There are some other things you could try. OPTIMIZE TABLE may help you but take less time, but I doubt it. I think internally it's implemented as a dump/reload, at least on the InnoDB side.
I have a table with about 35 million rows. each has about 35 integer values and one time value (last updated)
The table has two indexes
primary - uses two integer values from the table columns
Secondary - uses the 1st integer from the primary + another integer value.
I would like to delete old records (about 20 millions of them) according to the date field.
What is the fastest way:
1. Delete as is according the the date field?
2. Create another index by date and then delete by date.
There will be one time deletion of large portion of the data and then incremental weekly deletion of much smaller parts.

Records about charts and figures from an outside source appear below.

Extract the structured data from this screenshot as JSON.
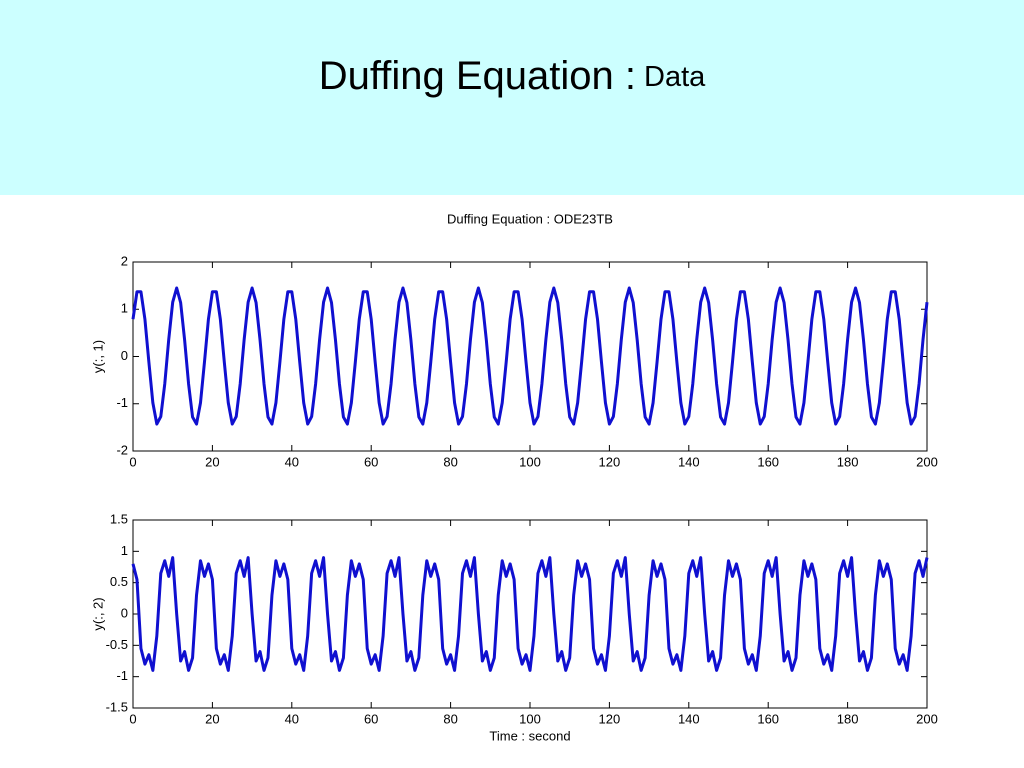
{
  "header": {
    "title": "Duffing Equation :",
    "subtitle": "Data"
  },
  "chart_data": [
    {
      "type": "line",
      "title": "Duffing Equation : ODE23TB",
      "ylabel": "y(:, 1)",
      "color": "#1010d0",
      "xlim": [
        0,
        200
      ],
      "xticks": [
        0,
        20,
        40,
        60,
        80,
        100,
        120,
        140,
        160,
        180,
        200
      ],
      "ylim": [
        -2,
        2
      ],
      "yticks": [
        -2,
        -1,
        0,
        1,
        2
      ],
      "grid": false,
      "x": [
        0,
        1,
        2,
        3,
        4,
        5,
        6,
        7,
        8,
        9,
        10,
        11,
        12,
        13,
        14,
        15,
        16,
        17,
        18,
        19,
        20,
        21,
        22,
        23,
        24,
        25,
        26,
        27,
        28,
        29,
        30,
        31,
        32,
        33,
        34,
        35,
        36,
        37,
        38,
        39,
        40,
        41,
        42,
        43,
        44,
        45,
        46,
        47,
        48,
        49,
        50,
        51,
        52,
        53,
        54,
        55,
        56,
        57,
        58,
        59,
        60,
        61,
        62,
        63,
        64,
        65,
        66,
        67,
        68,
        69,
        70,
        71,
        72,
        73,
        74,
        75,
        76,
        77,
        78,
        79,
        80,
        81,
        82,
        83,
        84,
        85,
        86,
        87,
        88,
        89,
        90,
        91,
        92,
        93,
        94,
        95,
        96,
        97,
        98,
        99,
        100,
        101,
        102,
        103,
        104,
        105,
        106,
        107,
        108,
        109,
        110,
        111,
        112,
        113,
        114,
        115,
        116,
        117,
        118,
        119,
        120,
        121,
        122,
        123,
        124,
        125,
        126,
        127,
        128,
        129,
        130,
        131,
        132,
        133,
        134,
        135,
        136,
        137,
        138,
        139,
        140,
        141,
        142,
        143,
        144,
        145,
        146,
        147,
        148,
        149,
        150,
        151,
        152,
        153,
        154,
        155,
        156,
        157,
        158,
        159,
        160,
        161,
        162,
        163,
        164,
        165,
        166,
        167,
        168,
        169,
        170,
        171,
        172,
        173,
        174,
        175,
        176,
        177,
        178,
        179,
        180,
        181,
        182,
        183,
        184,
        185,
        186,
        187,
        188,
        189,
        190,
        191,
        192,
        193,
        194,
        195,
        196,
        197,
        198,
        199,
        200
      ],
      "values": [
        0.79,
        1.37,
        1.37,
        0.79,
        -0.12,
        -0.98,
        -1.43,
        -1.27,
        -0.58,
        0.36,
        1.15,
        1.45,
        1.14,
        0.35,
        -0.58,
        -1.28,
        -1.43,
        -0.98,
        -0.12,
        0.79,
        1.37,
        1.37,
        0.79,
        -0.12,
        -0.98,
        -1.43,
        -1.27,
        -0.58,
        0.36,
        1.15,
        1.45,
        1.14,
        0.35,
        -0.58,
        -1.28,
        -1.43,
        -0.98,
        -0.12,
        0.79,
        1.37,
        1.37,
        0.79,
        -0.12,
        -0.98,
        -1.43,
        -1.27,
        -0.58,
        0.36,
        1.15,
        1.45,
        1.14,
        0.35,
        -0.58,
        -1.28,
        -1.43,
        -0.98,
        -0.12,
        0.79,
        1.37,
        1.37,
        0.79,
        -0.12,
        -0.98,
        -1.43,
        -1.27,
        -0.58,
        0.36,
        1.15,
        1.45,
        1.14,
        0.35,
        -0.58,
        -1.28,
        -1.43,
        -0.98,
        -0.12,
        0.79,
        1.37,
        1.37,
        0.79,
        -0.12,
        -0.98,
        -1.43,
        -1.27,
        -0.58,
        0.36,
        1.15,
        1.45,
        1.14,
        0.35,
        -0.58,
        -1.28,
        -1.43,
        -0.98,
        -0.12,
        0.79,
        1.37,
        1.37,
        0.79,
        -0.12,
        -0.98,
        -1.43,
        -1.27,
        -0.58,
        0.36,
        1.15,
        1.45,
        1.14,
        0.35,
        -0.58,
        -1.28,
        -1.43,
        -0.98,
        -0.12,
        0.79,
        1.37,
        1.37,
        0.79,
        -0.12,
        -0.98,
        -1.43,
        -1.27,
        -0.58,
        0.36,
        1.15,
        1.45,
        1.14,
        0.35,
        -0.58,
        -1.28,
        -1.43,
        -0.98,
        -0.12,
        0.79,
        1.37,
        1.37,
        0.79,
        -0.12,
        -0.98,
        -1.43,
        -1.27,
        -0.58,
        0.36,
        1.15,
        1.45,
        1.14,
        0.35,
        -0.58,
        -1.28,
        -1.43,
        -0.98,
        -0.12,
        0.79,
        1.37,
        1.37,
        0.79,
        -0.12,
        -0.98,
        -1.43,
        -1.27,
        -0.58,
        0.36,
        1.15,
        1.45,
        1.14,
        0.35,
        -0.58,
        -1.28,
        -1.43,
        -0.98,
        -0.12,
        0.79,
        1.37,
        1.37,
        0.79,
        -0.12,
        -0.98,
        -1.43,
        -1.27,
        -0.58,
        0.36,
        1.15,
        1.45,
        1.14,
        0.35,
        -0.58,
        -1.28,
        -1.43,
        -0.98,
        -0.12,
        0.79,
        1.37,
        1.37,
        0.79,
        -0.12,
        -0.98,
        -1.43,
        -1.27,
        -0.58,
        0.36,
        1.15
      ]
    },
    {
      "type": "line",
      "ylabel": "y(:, 2)",
      "xlabel": "Time : second",
      "color": "#1010d0",
      "xlim": [
        0,
        200
      ],
      "xticks": [
        0,
        20,
        40,
        60,
        80,
        100,
        120,
        140,
        160,
        180,
        200
      ],
      "ylim": [
        -1.5,
        1.5
      ],
      "yticks": [
        -1.5,
        -1,
        -0.5,
        0,
        0.5,
        1,
        1.5
      ],
      "grid": false,
      "x": [
        0,
        1,
        2,
        3,
        4,
        5,
        6,
        7,
        8,
        9,
        10,
        11,
        12,
        13,
        14,
        15,
        16,
        17,
        18,
        19,
        20,
        21,
        22,
        23,
        24,
        25,
        26,
        27,
        28,
        29,
        30,
        31,
        32,
        33,
        34,
        35,
        36,
        37,
        38,
        39,
        40,
        41,
        42,
        43,
        44,
        45,
        46,
        47,
        48,
        49,
        50,
        51,
        52,
        53,
        54,
        55,
        56,
        57,
        58,
        59,
        60,
        61,
        62,
        63,
        64,
        65,
        66,
        67,
        68,
        69,
        70,
        71,
        72,
        73,
        74,
        75,
        76,
        77,
        78,
        79,
        80,
        81,
        82,
        83,
        84,
        85,
        86,
        87,
        88,
        89,
        90,
        91,
        92,
        93,
        94,
        95,
        96,
        97,
        98,
        99,
        100,
        101,
        102,
        103,
        104,
        105,
        106,
        107,
        108,
        109,
        110,
        111,
        112,
        113,
        114,
        115,
        116,
        117,
        118,
        119,
        120,
        121,
        122,
        123,
        124,
        125,
        126,
        127,
        128,
        129,
        130,
        131,
        132,
        133,
        134,
        135,
        136,
        137,
        138,
        139,
        140,
        141,
        142,
        143,
        144,
        145,
        146,
        147,
        148,
        149,
        150,
        151,
        152,
        153,
        154,
        155,
        156,
        157,
        158,
        159,
        160,
        161,
        162,
        163,
        164,
        165,
        166,
        167,
        168,
        169,
        170,
        171,
        172,
        173,
        174,
        175,
        176,
        177,
        178,
        179,
        180,
        181,
        182,
        183,
        184,
        185,
        186,
        187,
        188,
        189,
        190,
        191,
        192,
        193,
        194,
        195,
        196,
        197,
        198,
        199,
        200
      ],
      "values": [
        0.8,
        0.55,
        -0.55,
        -0.8,
        -0.65,
        -0.9,
        -0.35,
        0.65,
        0.85,
        0.6,
        0.9,
        0,
        -0.75,
        -0.6,
        -0.9,
        -0.7,
        0.3,
        0.85,
        0.6,
        0.8,
        0.55,
        -0.55,
        -0.8,
        -0.65,
        -0.9,
        -0.35,
        0.65,
        0.85,
        0.6,
        0.9,
        0,
        -0.75,
        -0.6,
        -0.9,
        -0.7,
        0.3,
        0.85,
        0.6,
        0.8,
        0.55,
        -0.55,
        -0.8,
        -0.65,
        -0.9,
        -0.35,
        0.65,
        0.85,
        0.6,
        0.9,
        0,
        -0.75,
        -0.6,
        -0.9,
        -0.7,
        0.3,
        0.85,
        0.6,
        0.8,
        0.55,
        -0.55,
        -0.8,
        -0.65,
        -0.9,
        -0.35,
        0.65,
        0.85,
        0.6,
        0.9,
        0,
        -0.75,
        -0.6,
        -0.9,
        -0.7,
        0.3,
        0.85,
        0.6,
        0.8,
        0.55,
        -0.55,
        -0.8,
        -0.65,
        -0.9,
        -0.35,
        0.65,
        0.85,
        0.6,
        0.9,
        0,
        -0.75,
        -0.6,
        -0.9,
        -0.7,
        0.3,
        0.85,
        0.6,
        0.8,
        0.55,
        -0.55,
        -0.8,
        -0.65,
        -0.9,
        -0.35,
        0.65,
        0.85,
        0.6,
        0.9,
        0,
        -0.75,
        -0.6,
        -0.9,
        -0.7,
        0.3,
        0.85,
        0.6,
        0.8,
        0.55,
        -0.55,
        -0.8,
        -0.65,
        -0.9,
        -0.35,
        0.65,
        0.85,
        0.6,
        0.9,
        0,
        -0.75,
        -0.6,
        -0.9,
        -0.7,
        0.3,
        0.85,
        0.6,
        0.8,
        0.55,
        -0.55,
        -0.8,
        -0.65,
        -0.9,
        -0.35,
        0.65,
        0.85,
        0.6,
        0.9,
        0,
        -0.75,
        -0.6,
        -0.9,
        -0.7,
        0.3,
        0.85,
        0.6,
        0.8,
        0.55,
        -0.55,
        -0.8,
        -0.65,
        -0.9,
        -0.35,
        0.65,
        0.85,
        0.6,
        0.9,
        0,
        -0.75,
        -0.6,
        -0.9,
        -0.7,
        0.3,
        0.85,
        0.6,
        0.8,
        0.55,
        -0.55,
        -0.8,
        -0.65,
        -0.9,
        -0.35,
        0.65,
        0.85,
        0.6,
        0.9,
        0,
        -0.75,
        -0.6,
        -0.9,
        -0.7,
        0.3,
        0.85,
        0.6,
        0.8,
        0.55,
        -0.55,
        -0.8,
        -0.65,
        -0.9,
        -0.35,
        0.65,
        0.85,
        0.6,
        0.9
      ]
    }
  ]
}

Is there another way to do it more efficiently?
it might be quicker to create a new table containing the rows you want to keep, drop the old table and then rename the new table
For weekly deletions an index on date field would speed things up.
Fastest (but not easiest) - i think - is to keep your records segmented into multiple
tables based on date, e.g. given week, and then have a union table of all those tables for the regular queries across the whole thing (so your queries would be unaltered). You would each week, create new tables and redefine the union table.
When you wish to drop old records, you simply recreate the union table to leave the records in the old tables out, and then drop those left out (remember to truncate before you drop depending on you filesystem). This is probably the fastest way to get there with MySQL.
A mess to manage though :)